The paper explores the VC dimensions of DNNs with piecewise polynomial activations and bounded-rank weight matrices. It presents an upper bound for these VC dimensions, constructs a ReLU DNN that reaches this bound, and compares the generalization power of various DNN architectures.

优点

The paper studies an important problem. The comparison of different DNN architectures in terms of their VC dimensions could be a useful tool in the future.

缺点

The main weakness of the paper is the claim of novelty. The authors assert that this is the first study of the VC dimensions of low-rank DNNs, which is contradicted by the existence of prior work [1]. This oversight undermines the originality of the paper. The authors should have acknowledged this previous work and clearly delineated their contributions relative to it.

Another potential weakness is the lack of empirical VC dimensions. In [1], the authors reported empirical VC dimensions, which provided a practical validation of their theoretical results. The inclusion of similar empirical results would strengthen the current paper.

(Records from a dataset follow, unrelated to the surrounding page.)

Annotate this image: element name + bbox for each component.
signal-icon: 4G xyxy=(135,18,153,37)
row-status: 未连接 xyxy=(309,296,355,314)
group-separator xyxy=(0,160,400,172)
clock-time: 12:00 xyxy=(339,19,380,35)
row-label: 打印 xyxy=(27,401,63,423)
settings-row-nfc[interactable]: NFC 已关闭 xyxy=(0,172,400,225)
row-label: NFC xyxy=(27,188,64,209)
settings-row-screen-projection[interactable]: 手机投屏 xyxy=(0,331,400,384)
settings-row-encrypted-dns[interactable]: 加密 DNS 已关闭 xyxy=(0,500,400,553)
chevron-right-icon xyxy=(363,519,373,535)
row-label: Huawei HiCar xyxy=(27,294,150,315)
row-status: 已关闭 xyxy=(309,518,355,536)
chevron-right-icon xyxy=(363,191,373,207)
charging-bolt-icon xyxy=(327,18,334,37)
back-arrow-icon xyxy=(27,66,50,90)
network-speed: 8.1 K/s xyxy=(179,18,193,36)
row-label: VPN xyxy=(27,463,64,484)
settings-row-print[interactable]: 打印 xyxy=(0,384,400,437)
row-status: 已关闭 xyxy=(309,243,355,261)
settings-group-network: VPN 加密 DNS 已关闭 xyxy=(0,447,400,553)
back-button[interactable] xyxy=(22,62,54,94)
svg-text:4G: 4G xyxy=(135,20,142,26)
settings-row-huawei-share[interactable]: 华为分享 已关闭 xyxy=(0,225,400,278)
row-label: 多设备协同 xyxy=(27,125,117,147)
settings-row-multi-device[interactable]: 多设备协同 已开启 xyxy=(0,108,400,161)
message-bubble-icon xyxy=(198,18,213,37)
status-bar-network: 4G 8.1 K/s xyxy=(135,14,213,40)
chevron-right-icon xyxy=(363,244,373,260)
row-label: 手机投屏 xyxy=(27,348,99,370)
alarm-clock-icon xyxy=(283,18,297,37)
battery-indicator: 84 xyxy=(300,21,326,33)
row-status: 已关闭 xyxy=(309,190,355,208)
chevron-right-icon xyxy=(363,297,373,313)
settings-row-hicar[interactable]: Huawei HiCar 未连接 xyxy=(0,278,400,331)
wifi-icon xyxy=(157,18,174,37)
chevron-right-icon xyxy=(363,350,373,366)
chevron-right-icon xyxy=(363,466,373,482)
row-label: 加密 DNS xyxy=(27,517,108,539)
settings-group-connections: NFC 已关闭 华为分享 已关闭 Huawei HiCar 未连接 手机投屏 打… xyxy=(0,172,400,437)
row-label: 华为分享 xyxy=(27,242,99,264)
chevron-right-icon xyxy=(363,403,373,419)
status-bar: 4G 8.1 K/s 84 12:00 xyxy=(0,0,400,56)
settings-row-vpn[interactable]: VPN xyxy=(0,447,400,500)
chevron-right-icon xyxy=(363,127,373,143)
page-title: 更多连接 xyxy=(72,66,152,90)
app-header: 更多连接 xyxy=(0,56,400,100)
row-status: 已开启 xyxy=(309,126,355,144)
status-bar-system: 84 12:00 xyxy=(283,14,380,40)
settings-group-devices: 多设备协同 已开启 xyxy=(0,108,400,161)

[1] Empirical Study on the Effective VC Dimension of Low-rank Neural Networks, ICML 2021 OPPO

问题

  • How do the authors differentiate their work from the prior study [1] on the VC dimensions of low-rank DNNs? A clear comparison of the two studies would be beneficial.
  • Can the authors provide empirical VC dimensions to validate their theoretical results, as was done in [1]? This would enhance the practical relevance of the paper.
AC 元评审

Summary: The article studies the VC dimension of networks with piecewise polynomial activation and bounded rank weight matrices.

Strengths: Reviewers find the paper studies an important, seemingly novel problem.

Weaknesses: Main concerns are the presentation and lack of discussion.

I find that although the article proposes interesting results, I agree that the presentation and discussion, particularly of implications, need improvements. Reviewers have provided diverse suggestions. The authors did not respond to the initial reviews. Hence I am recommending to reject the article.

为何不给更高分

The authors did not respond to the initial reviews.

为何不给更低分

NA

最终决定

Reject